The killer never gets caught. That’s the first thing Alice Sebold wants you to know, and she isn’t shy about it. No arrest, no courtroom, no moment where justice shows up and makes everything mean something. Mr. Harvey dies in a freak accident, alone, and the book just lets that be what it is.

Susie Salmon is fourteen. She follows her neighbor into a dugout he dug in the cornfield, and she doesn’t walk back out. Sebold moves through the actual crime quickly. Almost impatiently, as if she already knows it’s the less interesting part of the story she wants to tell.

The Lovely Bones Book Review: The Grief That Refused to Stay Buried

The story is really about how grief affects a family over time, not all at once but in gradual installments. Susie narrates from heaven, a place that apparently reconfigures itself around her emotions, and from there she watches.

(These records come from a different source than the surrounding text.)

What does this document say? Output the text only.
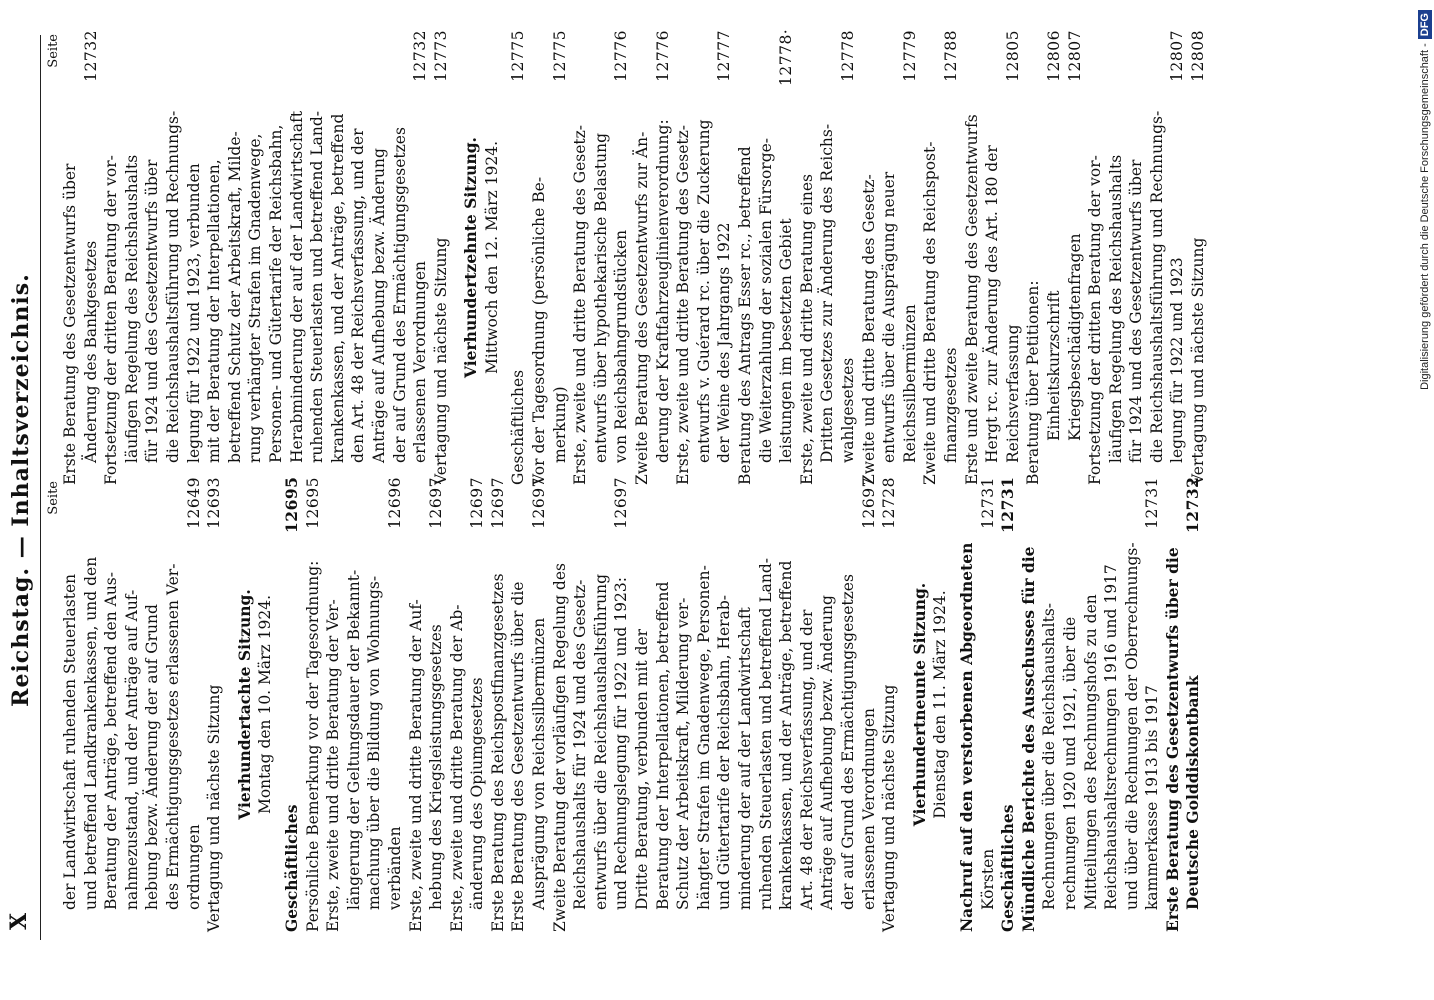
X
Reichstag. — Inhaltsverzeichnis. Seite
der Landwirtschaft ruhenden Steuerlasten und betreffend Landkrankenkassen, und den Beratung der Anträge, betreffend den Aus- nahmezustand, und der Anträge auf Auf- hebung bezw. Änderung der auf Grund des Ermächtigungsgesetzes erlassenen Ver- ordnungen
12649
Vertagung und nächste Sitzung
12693
Vierhundertachte Sitzung. Montag den 10. März 1924.
Geschäftliches
12695
Persönliche Bemerkung vor der Tagesordnung:
12695
Erste, zweite und dritte Beratung der Ver- längerung der Geltungsdauer der Bekannt- machung über die Bildung von Wohnungs- verbänden
12696
Erste, zweite und dritte Beratung der Auf- hebung des Kriegsleistungsgesetzes
12697
Erste, zweite und dritte Beratung der Ab- änderung des Opiumgesetzes
12697
Erste Beratung des Reichspostfinanzgesetzes
12697
Erste Beratung des Gesetzentwurfs über die Ausprägung von Reichssilbermünzen
12697
Zweite Beratung der vorläufigen Regelung des Reichshaushalts für 1924 und des Gesetz- entwurfs über die Reichshaushaltsführung und Rechnungslegung für 1922 und 1923:
12697
Dritte Beratung, verbunden mit der Beratung der Interpellationen, betreffend Schutz der Arbeitskraft, Milderung ver- hängter Strafen im Gnadenwege, Personen- und Gütertarife der Reichsbahn, Herab- minderung der auf der Landwirtschaft ruhenden Steuerlasten und betreffend Land- krankenkassen, und der Anträge, betreffend Art. 48 der Reichsverfassung, und der Anträge auf Aufhebung bezw. Änderung der auf Grund des Ermächtigungsgesetzes erlassenen Verordnungen
12697
Vertagung und nächste Sitzung
12728
Vierhundertneunte Sitzung. Dienstag den 11. März 1924. Nachruf auf den verstorbenen Abgeordneten Körsten
12731
Geschäftliches
12731
Mündliche Berichte des Ausschusses für die Rechnungen über die Reichshaushalts- rechnungen 1920 und 1921, über die Mitteilungen des Rechnungshofs zu den Reichshaushaltsrechnungen 1916 und 1917 und über die Rechnungen der Oberrechnungs- kammerkasse 1913 bis 1917
12731
Erste Beratung des Gesetzentwurfs über die Deutsche Golddiskontbank
12732
Seite
Erste Beratung des Gesetzentwurfs über Änderung des Bankgesetzes
12732
Fortsetzung der dritten Beratung der vor- läufigen Regelung des Reichshaushalts für 1924 und des Gesetzentwurfs über die Reichshaushaltsführung und Rechnungs- legung für 1922 und 1923, verbunden mit der Beratung der Interpellationen, betreffend Schutz der Arbeitskraft, Milde- rung verhängter Strafen im Gnadenwege, Personen- und Gütertarife der Reichsbahn, Herabminderung der auf der Landwirtschaft ruhenden Steuerlasten und betreffend Land- krankenkassen, und der Anträge, betreffend den Art. 48 der Reichsverfassung, und der Anträge auf Aufhebung bezw. Änderung der auf Grund des Ermächtigungsgesetzes erlassenen Verordnungen
12732
Vertagung und nächste Sitzung
12773
Vierhundertzehnte Sitzung. Mittwoch den 12. März 1924.
Geschäftliches
12775
Vor der Tagesordnung (persönliche Be- merkung)
12775
Erste, zweite und dritte Beratung des Gesetz- entwurfs über hypothekarische Belastung von Reichsbahngrundstücken
12776
Zweite Beratung des Gesetzentwurfs zur Än- derung der Kraftfahrzeuglinienverordnung:
12776
Erste, zweite und dritte Beratung des Gesetz- entwurfs v. Guérard rc. über die Zuckerung der Weine des Jahrgangs 1922
12777
Beratung des Antrags Esser rc., betreffend die Weiterzahlung der sozialen Fürsorge- leistungen im besetzten Gebiet
12778·
Erste, zweite und dritte Beratung eines Dritten Gesetzes zur Änderung des Reichs- wahlgesetzes
12778
Zweite und dritte Beratung des Gesetz- entwurfs über die Ausprägung neuer Reichssilbermünzen
12779
Zweite und dritte Beratung des Reichspost- finanzgesetzes
12788
Erste und zweite Beratung des Gesetzentwurfs Hergt rc. zur Änderung des Art. 180 der Reichsverfassung
12805
Beratung über Petitionen: Einheitskurzschrift
12806
Kriegsbeschädigtenfragen
12807
Fortsetzung der dritten Beratung der vor- läufigen Regelung des Reichshaushalts für 1924 und des Gesetzentwurfs über die Reichshaushaltsführung und Rechnungs- legung für 1922 und 1923
12807
Vertagung und nächste Sitzung
12808	Digitalisierung gefördert durch die Deutsche Forschungsgemeinschaft -DFG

Her father turns the search for the killer into something close to a religion. Her mother, who can’t find a way into that particular obsession, finds her way into an affair instead. Her younger sister grows up faster than she should, holding secrets, and her brother keeps his head down. Each of them is grieving, but none of them is grieving together.

There’s a detail early on that I haven’t been able to shake: Susie’s mother still sets four places at the dinner table. Sebold doesn’t comment on it or slow down to underline what it means; she just mentions it and moves on, which is exactly the right call. The same quiet power applies to Susie’s father sitting in her bedroom holding her sweater to his face, and to Susie watching her sister get her first period with nobody around who knows what to say, because the person who would have known is the one who died.

That’s where the novel truly works: not in the murder, but in the countless small moments where her absence appears uninvited.

I read this book for the first time when I was young enough that loss still felt like something that happened to other people. The premise seemed almost fun in a dark YA kind of way: a murdered girl narrating her own afterlife. What I wasn’t prepared for was how little it had to do with mystery or the supernatural and how much it had to do with the specific texture of missing someone: the way a name starts appearing less in conversations, the way a chair just stays empty, the way a birthday becomes a strange annual reminder that time kept moving without permission.

Susie herself is a big part of why this works. She could have been vengeful; honestly, she’d have earned it, but she’s not. She watches Lindsey break into Harvey’s house and feels proud in a way that scares her. She watches her father slowly let go of his fixation and feels something she has to think about before she can name it; it turns out to be relief. She understands something before the rest of her family gets there: that finding out who did it and actually recovering from it are always going to be separate projects.

I had a friend in high school whose older brother was killed in a car accident. She didn’t become visibly devastated, at least not in ways people expected. She just got quieter, stopped coming to things, and laughed differently when she did show up. A few years later she told me the moment that broke her wasn’t the funeral; it was seeing his name on something (she didn’t even remember what) and realizing she might be one of the last people alive who would think to write it down. That’s the emotional frequency Sebold is conveying throughout the book. The ending won’t satisfy anyone looking for resolution in the conventional sense. Harvey dies, but not because anyone caught him. The family comes back together, but not all the way. The final line is just “I was here”, not a declaration, not a forgiveness, not a goodbye, just that, the simplest possible way of saying that a life happened, that it mattered, that something was here and then wasn’t. I’ve read a lot of last lines, and that one is difficult to top.

I picked it up again last year after someone I was close to died. The first time I read it I was moved by Susie’s story; the second time I barely thought about Susie at all. That’s the thing about books that are actually about grief: they change depending on how much grief you’re bringing to them.